Facial recognition will become the new privacy frontier and Facebook will be at the center of the storm. If Facebook sells your facial image to a retailer, who then detects you in-store, and says “Hi XX ... you want to buy ...” that’s definitely crossing a line. Consumers are accepting of sharing data, however, using people’s actual face is a step too far at the moment. This will help accelerate tech regulation around AI.
Candace Worley, Chief Technical Strategist, McAfee
Chief Analytics Officer (CAO) and Chief Data Officers (CDO) will need to supervise AI. There are myriad decisions that must be made when a company extends their use of AI. Implications exist for privacy regulation but there are also legal, ethical, and cultural implications that warrant the creation of a specialized role in 2019 with executive oversight of AI usage. In some cases, AI has demonstrated unfavorable behavior such as racial profiling, unfairly denying individuals loans, and incorrectly identifying basic information about users. CAOs and CDOs will need to supervise AI training to ensure AI decisions avoid harm. Further, AI must be trained to deal with real human dilemmas and prioritize justice, accountability, responsibility, transparency and well-being while also detecting hacking, exploitation and misuse of data.

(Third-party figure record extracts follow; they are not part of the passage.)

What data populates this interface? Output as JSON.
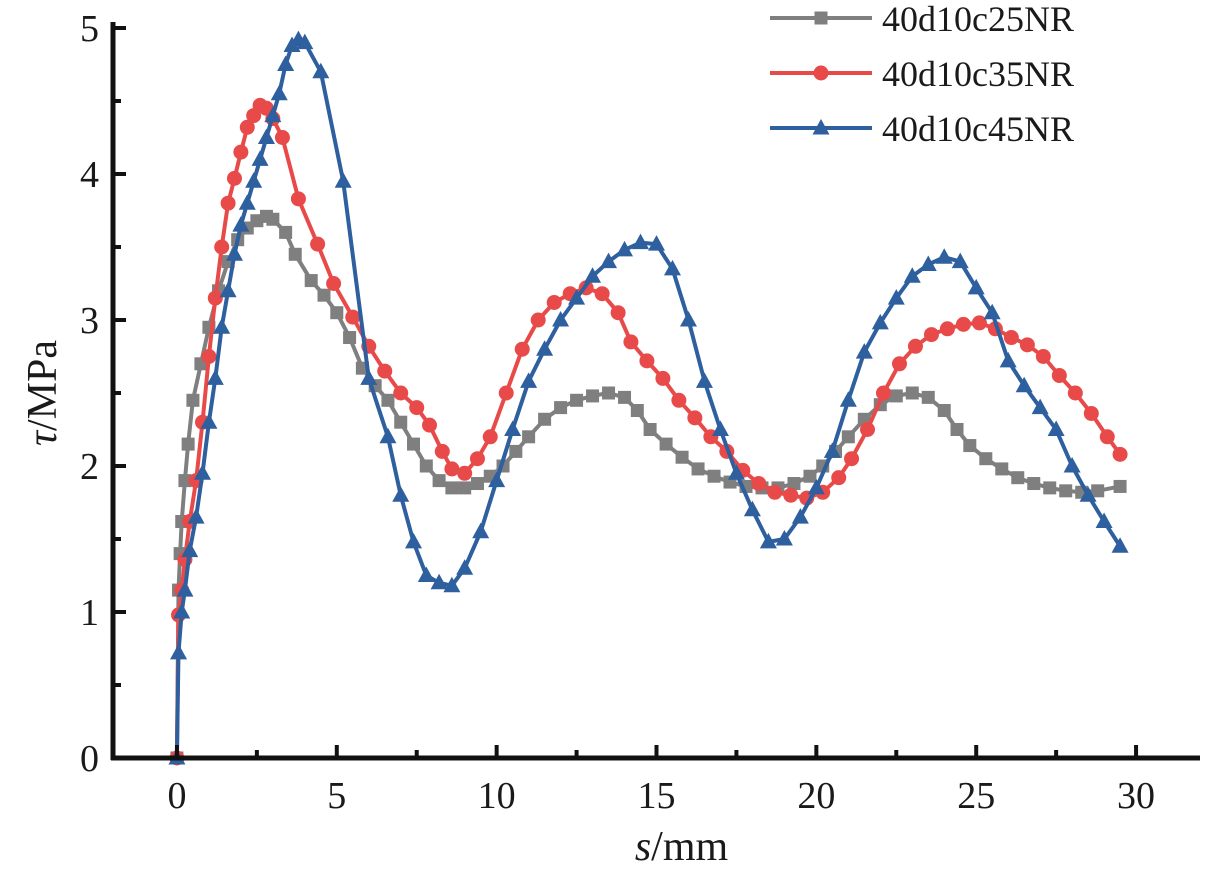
{
  "chart_data": {
    "type": "line",
    "xlabel_var": "s",
    "xlabel_unit": "/mm",
    "ylabel_var": "τ",
    "ylabel_unit": "/MPa",
    "xlim": [
      -2,
      32
    ],
    "ylim": [
      0,
      5
    ],
    "x_ticks": [
      0,
      5,
      10,
      15,
      20,
      25,
      30
    ],
    "y_ticks": [
      0,
      1,
      2,
      3,
      4,
      5
    ],
    "grid": false,
    "legend_position": "top-right",
    "series": [
      {
        "name": "40d10c25NR",
        "color": "#7f7f7f",
        "marker": "square",
        "points": [
          [
            0,
            0
          ],
          [
            0.05,
            1.15
          ],
          [
            0.1,
            1.4
          ],
          [
            0.15,
            1.62
          ],
          [
            0.25,
            1.9
          ],
          [
            0.35,
            2.15
          ],
          [
            0.5,
            2.45
          ],
          [
            0.75,
            2.7
          ],
          [
            1,
            2.95
          ],
          [
            1.3,
            3.2
          ],
          [
            1.6,
            3.4
          ],
          [
            1.9,
            3.55
          ],
          [
            2.2,
            3.63
          ],
          [
            2.5,
            3.68
          ],
          [
            2.8,
            3.71
          ],
          [
            3,
            3.69
          ],
          [
            3.4,
            3.6
          ],
          [
            3.7,
            3.45
          ],
          [
            4.2,
            3.27
          ],
          [
            4.6,
            3.17
          ],
          [
            5,
            3.05
          ],
          [
            5.4,
            2.88
          ],
          [
            5.8,
            2.67
          ],
          [
            6.2,
            2.55
          ],
          [
            6.6,
            2.45
          ],
          [
            7,
            2.3
          ],
          [
            7.4,
            2.15
          ],
          [
            7.8,
            2.0
          ],
          [
            8.2,
            1.9
          ],
          [
            8.6,
            1.85
          ],
          [
            9,
            1.85
          ],
          [
            9.4,
            1.88
          ],
          [
            9.8,
            1.93
          ],
          [
            10.2,
            2.0
          ],
          [
            10.6,
            2.1
          ],
          [
            11,
            2.2
          ],
          [
            11.5,
            2.32
          ],
          [
            12,
            2.4
          ],
          [
            12.5,
            2.45
          ],
          [
            13,
            2.48
          ],
          [
            13.5,
            2.5
          ],
          [
            14,
            2.47
          ],
          [
            14.4,
            2.38
          ],
          [
            14.8,
            2.25
          ],
          [
            15.3,
            2.15
          ],
          [
            15.8,
            2.06
          ],
          [
            16.3,
            1.98
          ],
          [
            16.8,
            1.93
          ],
          [
            17.3,
            1.89
          ],
          [
            17.8,
            1.86
          ],
          [
            18.3,
            1.85
          ],
          [
            18.8,
            1.85
          ],
          [
            19.3,
            1.88
          ],
          [
            19.8,
            1.93
          ],
          [
            20.2,
            2.0
          ],
          [
            20.6,
            2.1
          ],
          [
            21,
            2.2
          ],
          [
            21.5,
            2.32
          ],
          [
            22,
            2.42
          ],
          [
            22.5,
            2.48
          ],
          [
            23,
            2.5
          ],
          [
            23.5,
            2.47
          ],
          [
            24,
            2.38
          ],
          [
            24.4,
            2.25
          ],
          [
            24.8,
            2.14
          ],
          [
            25.3,
            2.05
          ],
          [
            25.8,
            1.98
          ],
          [
            26.3,
            1.92
          ],
          [
            26.8,
            1.88
          ],
          [
            27.3,
            1.85
          ],
          [
            27.8,
            1.83
          ],
          [
            28.3,
            1.82
          ],
          [
            28.8,
            1.83
          ],
          [
            29.5,
            1.86
          ]
        ]
      },
      {
        "name": "40d10c35NR",
        "color": "#e84a4a",
        "marker": "circle",
        "points": [
          [
            0,
            0
          ],
          [
            0.05,
            0.98
          ],
          [
            0.15,
            1.15
          ],
          [
            0.25,
            1.36
          ],
          [
            0.4,
            1.62
          ],
          [
            0.6,
            1.9
          ],
          [
            0.8,
            2.3
          ],
          [
            1,
            2.75
          ],
          [
            1.2,
            3.15
          ],
          [
            1.4,
            3.5
          ],
          [
            1.6,
            3.8
          ],
          [
            1.8,
            3.97
          ],
          [
            2,
            4.15
          ],
          [
            2.2,
            4.32
          ],
          [
            2.4,
            4.4
          ],
          [
            2.6,
            4.47
          ],
          [
            2.8,
            4.45
          ],
          [
            3,
            4.38
          ],
          [
            3.3,
            4.25
          ],
          [
            3.8,
            3.83
          ],
          [
            4.4,
            3.52
          ],
          [
            4.9,
            3.25
          ],
          [
            5.5,
            3.02
          ],
          [
            6,
            2.82
          ],
          [
            6.5,
            2.65
          ],
          [
            7,
            2.5
          ],
          [
            7.5,
            2.4
          ],
          [
            7.9,
            2.28
          ],
          [
            8.3,
            2.1
          ],
          [
            8.6,
            1.98
          ],
          [
            9,
            1.95
          ],
          [
            9.4,
            2.05
          ],
          [
            9.8,
            2.2
          ],
          [
            10.3,
            2.5
          ],
          [
            10.8,
            2.8
          ],
          [
            11.3,
            3.0
          ],
          [
            11.8,
            3.12
          ],
          [
            12.3,
            3.18
          ],
          [
            12.8,
            3.22
          ],
          [
            13.3,
            3.18
          ],
          [
            13.8,
            3.05
          ],
          [
            14.2,
            2.85
          ],
          [
            14.7,
            2.72
          ],
          [
            15.2,
            2.6
          ],
          [
            15.7,
            2.45
          ],
          [
            16.2,
            2.33
          ],
          [
            16.7,
            2.2
          ],
          [
            17.2,
            2.1
          ],
          [
            17.7,
            1.97
          ],
          [
            18.2,
            1.88
          ],
          [
            18.7,
            1.82
          ],
          [
            19.2,
            1.8
          ],
          [
            19.7,
            1.78
          ],
          [
            20.2,
            1.82
          ],
          [
            20.7,
            1.92
          ],
          [
            21.1,
            2.05
          ],
          [
            21.6,
            2.25
          ],
          [
            22.1,
            2.5
          ],
          [
            22.6,
            2.7
          ],
          [
            23.1,
            2.82
          ],
          [
            23.6,
            2.9
          ],
          [
            24.1,
            2.94
          ],
          [
            24.6,
            2.97
          ],
          [
            25.1,
            2.98
          ],
          [
            25.6,
            2.94
          ],
          [
            26.1,
            2.88
          ],
          [
            26.6,
            2.83
          ],
          [
            27.1,
            2.75
          ],
          [
            27.6,
            2.62
          ],
          [
            28.1,
            2.5
          ],
          [
            28.6,
            2.36
          ],
          [
            29.1,
            2.2
          ],
          [
            29.5,
            2.08
          ]
        ]
      },
      {
        "name": "40d10c45NR",
        "color": "#2e5f9e",
        "marker": "triangle",
        "points": [
          [
            0,
            0
          ],
          [
            0.05,
            0.72
          ],
          [
            0.15,
            1.0
          ],
          [
            0.25,
            1.15
          ],
          [
            0.4,
            1.42
          ],
          [
            0.6,
            1.65
          ],
          [
            0.8,
            1.95
          ],
          [
            1,
            2.3
          ],
          [
            1.2,
            2.6
          ],
          [
            1.4,
            2.95
          ],
          [
            1.6,
            3.2
          ],
          [
            1.8,
            3.45
          ],
          [
            2,
            3.65
          ],
          [
            2.2,
            3.8
          ],
          [
            2.4,
            3.95
          ],
          [
            2.6,
            4.1
          ],
          [
            2.8,
            4.25
          ],
          [
            3,
            4.4
          ],
          [
            3.2,
            4.55
          ],
          [
            3.4,
            4.75
          ],
          [
            3.6,
            4.88
          ],
          [
            3.8,
            4.92
          ],
          [
            4,
            4.9
          ],
          [
            4.5,
            4.7
          ],
          [
            5.2,
            3.95
          ],
          [
            6,
            2.6
          ],
          [
            6.6,
            2.2
          ],
          [
            7,
            1.8
          ],
          [
            7.4,
            1.48
          ],
          [
            7.8,
            1.25
          ],
          [
            8.2,
            1.2
          ],
          [
            8.6,
            1.18
          ],
          [
            9,
            1.3
          ],
          [
            9.5,
            1.55
          ],
          [
            10,
            1.9
          ],
          [
            10.5,
            2.25
          ],
          [
            11,
            2.58
          ],
          [
            11.5,
            2.8
          ],
          [
            12,
            3.0
          ],
          [
            12.5,
            3.15
          ],
          [
            13,
            3.3
          ],
          [
            13.5,
            3.4
          ],
          [
            14,
            3.48
          ],
          [
            14.5,
            3.53
          ],
          [
            15,
            3.52
          ],
          [
            15.5,
            3.35
          ],
          [
            16,
            3.0
          ],
          [
            16.5,
            2.58
          ],
          [
            17,
            2.25
          ],
          [
            17.5,
            1.95
          ],
          [
            18,
            1.7
          ],
          [
            18.5,
            1.48
          ],
          [
            19,
            1.5
          ],
          [
            19.5,
            1.65
          ],
          [
            20,
            1.85
          ],
          [
            20.5,
            2.1
          ],
          [
            21,
            2.45
          ],
          [
            21.5,
            2.78
          ],
          [
            22,
            2.98
          ],
          [
            22.5,
            3.15
          ],
          [
            23,
            3.3
          ],
          [
            23.5,
            3.38
          ],
          [
            24,
            3.43
          ],
          [
            24.5,
            3.4
          ],
          [
            25,
            3.22
          ],
          [
            25.5,
            3.05
          ],
          [
            26,
            2.72
          ],
          [
            26.5,
            2.55
          ],
          [
            27,
            2.4
          ],
          [
            27.5,
            2.25
          ],
          [
            28,
            2.0
          ],
          [
            28.5,
            1.8
          ],
          [
            29,
            1.62
          ],
          [
            29.5,
            1.45
          ]
        ]
      }
    ]
  }
}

Explainable AI will become a requirement, especially for financial/banking and medical industries. If AI makes a medical recommendation for an individual’s health or treatment, the doctor must be able to explain what logic and data was used to reach that conclusion. We are not yet at a point in our relationship with AI where many people are willing to take medication or have surgery because of a recommendation by AI, especially if the involved medical professional can’t explain the “why” of its recommendation. In the financial industry, we’ll see the use of automated analysis and cognitive messaging to provide financial guidance and investment recommendations on stocks, bonds, estates and other assets based on customers’ needs. Here, too, consumers will require an explanation of a decision based on AI.